High blood pressure, or hypertension, is a concern because it often has no symptoms and can lead to more serious health problems like coronary artery disease, vascular dementia, eye damage, stroke, kidney disease, peripheral artery disease and heart attack.

Blood pressure (BP) is the measurement of the pressure or force of blood pushing against blood vessel walls. Your BP reading has two numbers:

  • The top number is the systolic blood pressure, which measures the pressure on your artery walls when your heart beats or contracts.
  • The bottom number is the diastolic blood pressure.

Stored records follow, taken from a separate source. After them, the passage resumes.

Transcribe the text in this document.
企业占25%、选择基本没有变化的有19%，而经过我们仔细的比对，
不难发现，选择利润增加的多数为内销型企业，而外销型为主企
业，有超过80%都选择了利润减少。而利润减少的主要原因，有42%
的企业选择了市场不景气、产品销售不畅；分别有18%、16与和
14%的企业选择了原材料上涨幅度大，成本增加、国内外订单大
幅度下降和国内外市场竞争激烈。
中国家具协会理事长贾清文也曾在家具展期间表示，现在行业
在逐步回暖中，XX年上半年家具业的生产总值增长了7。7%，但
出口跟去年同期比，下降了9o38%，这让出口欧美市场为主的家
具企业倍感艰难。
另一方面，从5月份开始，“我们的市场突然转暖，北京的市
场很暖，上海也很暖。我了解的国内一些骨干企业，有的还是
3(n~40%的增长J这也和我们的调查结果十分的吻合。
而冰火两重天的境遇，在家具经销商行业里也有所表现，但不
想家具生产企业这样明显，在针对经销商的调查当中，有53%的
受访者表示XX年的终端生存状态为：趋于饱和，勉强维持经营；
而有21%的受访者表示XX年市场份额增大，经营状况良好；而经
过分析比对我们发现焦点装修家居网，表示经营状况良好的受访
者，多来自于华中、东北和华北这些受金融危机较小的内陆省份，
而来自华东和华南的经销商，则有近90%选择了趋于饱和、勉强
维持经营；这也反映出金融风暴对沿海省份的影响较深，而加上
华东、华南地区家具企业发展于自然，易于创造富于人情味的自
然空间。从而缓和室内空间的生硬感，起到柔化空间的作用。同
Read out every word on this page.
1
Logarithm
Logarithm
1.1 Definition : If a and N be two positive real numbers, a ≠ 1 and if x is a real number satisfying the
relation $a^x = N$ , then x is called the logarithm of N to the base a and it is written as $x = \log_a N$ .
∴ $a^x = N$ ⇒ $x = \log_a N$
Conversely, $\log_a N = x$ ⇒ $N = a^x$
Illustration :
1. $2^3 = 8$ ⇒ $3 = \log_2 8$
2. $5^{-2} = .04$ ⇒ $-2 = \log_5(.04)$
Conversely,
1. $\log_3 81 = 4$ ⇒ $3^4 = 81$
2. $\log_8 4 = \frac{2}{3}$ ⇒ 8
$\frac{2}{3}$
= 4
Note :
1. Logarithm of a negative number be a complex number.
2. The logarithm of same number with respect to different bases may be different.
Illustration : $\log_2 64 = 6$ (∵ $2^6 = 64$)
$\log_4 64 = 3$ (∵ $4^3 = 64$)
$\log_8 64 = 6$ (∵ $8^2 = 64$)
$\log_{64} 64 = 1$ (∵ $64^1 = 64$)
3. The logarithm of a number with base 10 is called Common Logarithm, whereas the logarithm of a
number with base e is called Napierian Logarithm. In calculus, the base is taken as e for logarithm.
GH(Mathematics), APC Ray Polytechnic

This measures the pressure on your artery walls between beats when your heart is relaxing.

“Normal” readings are around 120/80mmHg, but this can vary with age and disease condition. For some 140/90mmHg might be acceptable. Ask your medical provider what is a good range for you. And it takes 2-3 readings to really get an average of the reading. Measurements taken first thing in the morning will generally be a little higher and the lowest reading will happen around three in the afternoon. Be consistent with the time of day you measure if you are doing day to day comparison.  Your blood pressure can be too high! If it gets to 180/120 mmHg or higher it can produce headaches, heart palpitations or nosebleeds. Blood pressure this high requires emergent care.

The usual causes of high blood pressure include situational stress, poor diet, smoking and vaping, alcohol and lack of physical exercise. Other contributors include certain medications, including immunosuppressants, NSAIDs like Advil and ibuprofen, oral contraceptives and recreational drugs like amphetamines and cocaine. Conditions like diabetes, age over 50, obesity, kidney disease, obstructive sleep apnea, primary aldosteronism, hyperparathyroid disease, also contribute to high blood pressure.

Natural ways to lower blood pressure include a heart healthy diet- typically one that is more like the Mediterranean diet, which is lots of vegetables, generous doses of olive oil, lean meats and fish, a little fruit. That means not a lot or no breads, sweets, cakes, candy, sugar, sweeteners, alcohol, or processed foods. Salt affects about a third of the population’s blood pressure. If you cut back on the cheese and processed foods and breads, much of your salt will disappear from your diet.  Herbal medicines, mineral balance, nutritional support and supplements, may be considered with advice of your naturally based healthcare practitioner. Managing your cholesterol will keep your arteries healthy and flexible. Cholesterol management is possible with the help of naturopathic medicine.

Stress management is super important to blood pressure regulation. When the body perceives a threat to its security, survival mode is triggered. It is important to find ways to discharge stress. This means a good night sleep, regular physical activity, time outdoors, regular healthful meals, positive social interaction, time to pray and play. Acupuncture, yoga, massage therapy, vagal nerve activation therapy, breathing techniques and positive focus of love, care or appreciation for someone or something in your life all can help regulate blood pressure. 

This article is for educational purposes only and in not medical advice.